Religious Equality and its implications on LGBTQ+ rights in the US

America is known as a champion of democracy and among its “forefather” rights which had been cemented since 1791 is the freedom to exercise one’s religion encapsulated in the First Amendment to the United States Constitution. 

Today, that very democracy is called into question as it stands in conflict with the rights of the LGBTQ+ community. In history, religion has long been in conflict with this community citing them as abominations and no creations of their God which has led to hate and discrimination against this group. According to a recent study last June by the Pew Research Center, although there is an increasing acceptance toward homosexuality, it has been observed that religious affiliation still has a substantial effect with those who belong to a certain religion as less accepting to homosexuality as opposed to religious “nones”. 

 

LGBTQ+ rights

 

With the active support of the SCOTUS towards the rights of the  LGBTQ+ community evidenced in their June 2015 decision with Obergefell v. Hodges which ruled the constitutionality of same-sex marriages, religious conservatives contend that this infringes on their First Amendment rights.

Earlier this month, Justice Clarence Thomas attacked this decision in a concurrence written on behalf of himself and Justice Samuel Alito, as reported by The Atlantic. According to Zalman Rothschild, adjunct professor at New York University of Law, the criticisms of Thomas largely revolved around the implication of such laws with respect to the religious counterpart. That is, “If gay couples have a constitutional right to marriage, the thinking goes, those who oppose gay marriage on religious grounds may be compelled to assist such marriages despite their sincerely held religious convictions to the contrary. This, in turn, makes it ‘increasingly difficult to participate in society.’”

Thomas also added that he wished that when these two rights are pitted against each other, “religious freedom should outweigh LGBTQ+ rights.”

This is exactly the case with Fulton v. Philadelphia wherein a Catholic adoption agency has filed a lawsuit against the city of Philadelphia for its refusal to contract with them after revealing that they will not work with same-sex couples as it’s a violation of their religious beliefs. In 2018, the lower court had ruled against them providing that the city’s antidiscrimination measures were applied without bias and that the agency is not entitled to an exemption.        

The agency argues that Philadelphia itself considers various factors such as religious, economic, and racial in the process of determining where to place a child for his or her best interests and in doing so, considerations should also be given to agencies. Specifically, the Catholic adoption agency should not be prohibited to consider the sexual orientation in the name of their religious belief otherwise, it should be held unconstitutional. 

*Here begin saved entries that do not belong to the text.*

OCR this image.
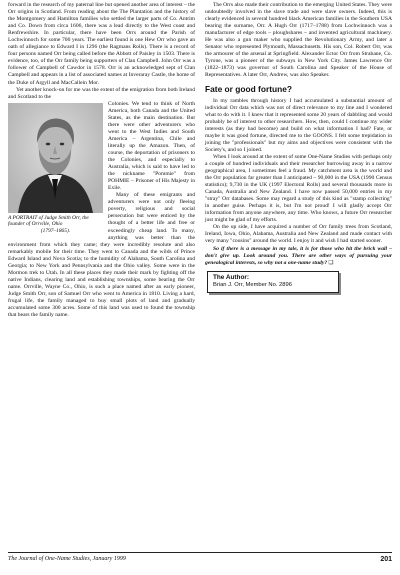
forward in the research of my paternal line but opened another area of interest – the Orr origins in Scotland. From reading about the The Plantation and the history of the Montgomery and Hamilton families who settled the larger parts of Co. Antrim and Co. Down from circa 1606, there was a lead directly to the West coast and Renfrewshire. In particular, there have been Orrs around the Parish of Lochwinnoch for some 700 years. The earliest found is one Hew Orr who gave an oath of allegiance to Edward I in 1296 (the Ragmans Rolls). There is a record of four persons named Orr being called before the Abbott of Paisley in 1503. There is evidence, too, of the Orr family being supporters of Clan Campbell. John Orr was a follower of Campbell of Cawdor in 1578. Orr is an acknowledged sept of Clan Campbell and appears in a list of associated names at Inveraray Castle, the home of the Duke of Argyll and MacCallein Mor.

Yet another knock-on for me was the extent of the emigration from both Ireland and Scotland to the

A PORTRAIT of Judge Smith Orr, the founder of Orrville, Ohio
(1797–1865).

Colonies. We tend to think of North America, both Canada and the United States, as the main destination. But there were other adventurers who went to the West Indies and South America – Argentina, Chile and literally up the Amazon. Then, of course, the deportation of prisoners to the Colonies, and especially to Australia, which is said to have led to the nickname "Pommie" from POHMIE – Prisoner of His Majesty in Exile.

Many of these emigrants and adventurers were not only fleeing poverty, religious and social persecution but were enticed by the thought of a better life and free or exceedingly cheap land. To many, anything was better than the environment from which they came; they were incredibly resolute and also remarkably mobile for their time. They went to Canada and the wilds of Prince Edward Island and Nova Scotia; to the humidity of Alabama, South Carolina and Georgia; to New York and Pennsylvania and the Ohio valley. Some were in the Mormon trek to Utah. In all these places they made their mark by fighting off the native Indians, clearing land and establishing townships, some bearing the Orr name. Orrville, Wayne Co., Ohio, is such a place named after an early pioneer, Judge Smith Orr, son of Samuel Orr who went to America in 1810. Living a hard, frugal life, the family managed to buy small plots of land and gradually accumulated some 300 acres. Some of this land was used to found the township that bears the family name.

The Orrs also made their contribution to the emerging United States. They were undoubtedly involved in the slave trade and were slave owners. Indeed, this is clearly evidenced in several hundred black American families in the Southern USA bearing the surname, Orr. A Hugh Orr (1717–1788) from Lochwinnoch was a manufacturer of edge tools – ploughshares – and invented agricultural machinery. He was also a gun maker who supplied the Revolutionary Army, and later a Senator who represented Plymouth, Massachusetts. His son, Col. Robert Orr, was the armourer of the arsenal at Springfield. Alexander Ector Orr from Strabane, Co. Tyrone, was a pioneer of the subways in New York City. James Lawrence Orr (1822–1873) was governor of South Carolina and Speaker of the House of Representatives. A later Orr, Andrew, was also Speaker.

Fate or good fortune?

In my rambles through history I had accumulated a substantial amount of individual Orr data which was not of direct relevance to my line and I wondered what to do with it. I knew that it represented some 20 years of dabbling and would probably be of interest to other researchers. How, then, could I continue my wider interests (as they had become) and build on what information I had? Fate, or maybe it was good fortune, directed me to the GOONS. I felt some trepidation in joining the "professionals" but my aims and objectives were consistent with the Society's, and so I joined.

When I look around at the extent of some One-Name Studies with perhaps only a couple of hundred individuals and their researcher burrowing away in a narrow geographical area, I sometimes feel a fraud. My catchment area is the world and the Orr population far greater than I anticipated – 90,000 in the USA (1990 Census statistics); 9,730 in the UK (1997 Electoral Rolls) and several thousands more in Canada, Australia and New Zealand. I have now passed 50,000 entries in my "stray" Orr databases. Some may regard a study of this kind as "stamp collecting" in another guise. Perhaps it is, but I'm not proud! I will gladly accept Orr information from anyone anywhere, any time. Who knows, a future Orr researcher just might be glad of my efforts.

On the up side, I have acquired a number of Orr family trees from Scotland, Ireland, Iowa, Ohio, Alabama, Australia and New Zealand and made contact with very many "cousins" around the world. I enjoy it and wish I had started sooner.

So if there is a message in my tale, it is for those who hit the brick wall – don't give up. Look around you. There are other ways of pursuing your genealogical interests, so why not a one-name study? ❑

The Author:
Brian J. Orr, Member No. 2896
The Journal of One-Name Studies, January 1999	201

This argument cites the case of the religious Colorado baker who won his case in the Supreme Court stating that “the state’s anti-discrimination law discriminatorily against religion because it allowed cake artists to refuse requests to make cakes expressing opposition to same-sex marriage but not to decline requests for cakes in support of it.” The plaintiffs also further reasoned that the neutrality and general applicability (which limits religious individuals or groups from seeking exemption following the ruling on Employment v. Smith in 1990) was defied with the ‘one-sided application’. 

There was also an inherent disadvantage and discrimination between the two above mentioned cases wherein there was no law in Colorado against refusal to design a cake expressing opposition to same-sex marriage while there was a law that prohibits decline service based on sexual orientation. 

According to Rothschild, “The potential power of this interpretation of religious discrimination rests on the fact that arguments premised on protection from discrimination are based on the principle of equality rather than liberty. Religious liberty may be no match for the ascendant equality rights in the LGBTQ and contraception contexts.” That is, Fulton argues that religion should be treated equally with secular interests and once couched on equality will legally be an equal to LGBTQ+ rights. 

The outcome of this case will set precedent for future jurisprudence and will set the tone on how LGBTQ+ rights interplay on religious grounds. Furthermore, it will also set the foundation or the collapse of established anti-discrimination protections set by Bostock v. Clayton County which “purported to change the future of anti-discrimination employment law for LGBTQ employees by extending them protections under Title VII.”